I semi di Chia: le proprietà benefiche che non ti aspetti!

Semi di chia

 

I semi di Chia sono piccoli semini grigio-neri ricavati dalla salvia Hispanica, pianta diffusa in Centro e Sud America.

La loro principale particolarità è quella di avere una considerevole percentuale di idratazione: se immersi in acqua infatti assorbono fino a 10 volte il loro peso trasformandosi in una sostanza gelatinosa che mi piace chiamare gel benefico. Quest’ultimo all’interno del nostro corpo aiuta e regolarizza il transito intestinale combattendo la stitichezza, non solo, fornisce senso di sazietà e raccoglie scorie e tossine nell’intestino. L’interesse sempre crescente verso questi semi li ha portati ad essere oggetto di nuovi studi, uno di questi li vede come protagonisti di una possibile soluzione naturale per controllare il diabete di tipo II. La formazione del gel benefico sembra infatti rallentare la digestione aiutando il controllo degli zuccheri nel sangue.

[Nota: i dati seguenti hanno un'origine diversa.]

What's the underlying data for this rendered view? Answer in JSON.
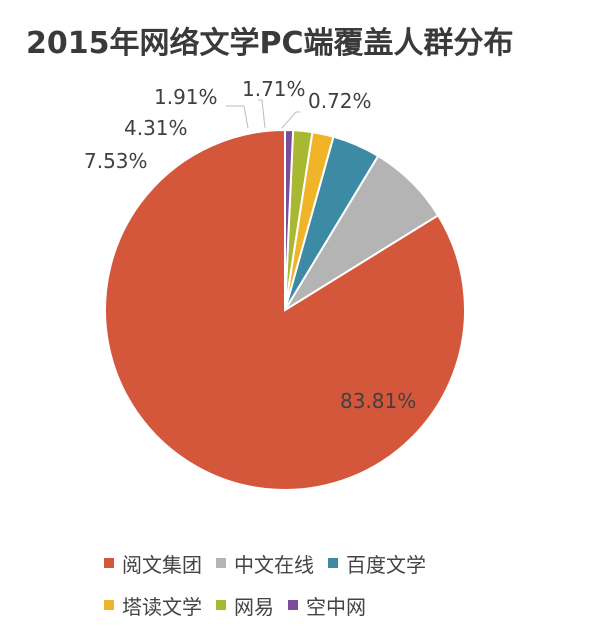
{
  "chart_data": {
    "type": "pie",
    "title": "2015年网络文学PC端覆盖人群分布",
    "unit": "%",
    "slices": [
      {
        "label": "阅文集团",
        "value": 83.81,
        "value_label": "83.81%",
        "color": "#d4573b"
      },
      {
        "label": "中文在线",
        "value": 7.53,
        "value_label": "7.53%",
        "color": "#b4b4b4"
      },
      {
        "label": "百度文学",
        "value": 4.31,
        "value_label": "4.31%",
        "color": "#3c8aa3"
      },
      {
        "label": "塔读文学",
        "value": 1.91,
        "value_label": "1.91%",
        "color": "#f0b428"
      },
      {
        "label": "网易",
        "value": 1.71,
        "value_label": "1.71%",
        "color": "#a8b832"
      },
      {
        "label": "空中网",
        "value": 0.72,
        "value_label": "0.72%",
        "color": "#7b4e9a"
      }
    ],
    "start_angle": "top",
    "direction": "counterclockwise",
    "legend_placement": "bottom",
    "legend_rows": [
      [
        "阅文集团",
        "中文在线",
        "百度文学"
      ],
      [
        "塔读文学",
        "网易",
        "空中网"
      ]
    ]
  }
}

I semi di Chia sono inoltre una ricca e stimata fonte di calcio, pensate che ne possiedono 600 milligrammi per 100 grammi di prodotto, quantitativo ben 5 volte superiore a quello del latte!

In aggiunta, concorrono anche con le arance in termini di vitamina C, anzi le battono senza pietà avendo un contenuto ben 7 volte superiore. Se proprio vogliamo gareggiare al gioco dei confronti allora doppiano anche il potassio delle banane, insomma un vero e proprio concentrato naturale di elementi benefici!

Le lodi a questi piccoli semini non sono ancora terminate, infatti sono ricchissimi di antiossidanti (che prevengono e contrastano l’invecchiamento di pelle e tessuti), di minerali quali selenio, zinco, magnesio oltre che di vitamina A, E ,B6, B3 riboflavina e tiamina. Molto indicati anche per gli anemici, contenendo molto ferro, un valore triplo rispetto ai tanto stimati spinaci di cui si nutriva l’amatissimo personaggio dei cartoni “Braccio di Ferro”.

I semi di Chia hanno un perfetto bilancio di acidi grassi essenziali omega 3-omega 6 molto validi come aiuto contro il colesterolo cattivo ma non solo. Sono completi a livello di amminoacidi comprendendo tutti quelli essenziali, ovvero quegli aminoacidi che il corpo umano non riesce a sintetizzare da solo e quindi deve necessariamente introdurre attraverso l’alimentazione. Questa caratteristica li rende popolari tra gli sportivi ed i vegani che devono prestare molta attenzione ad integrare tutte le sostanze necessarie all’organismo che non vengono introdotte mediante la dieta.

In conclusione in mio suggerimento è di consumarli con regolarità, da 1 a 2 cucchiai al giorno, inseriti in insalate, budini o yogurt oppure immergendo un cucchiaio da tavola in 2 dita di acqua, aspettando la loro idratazione e la formazione della sostanza gelatinosa. Ultima raccomandazione: consumarli al mattino prima della colazione!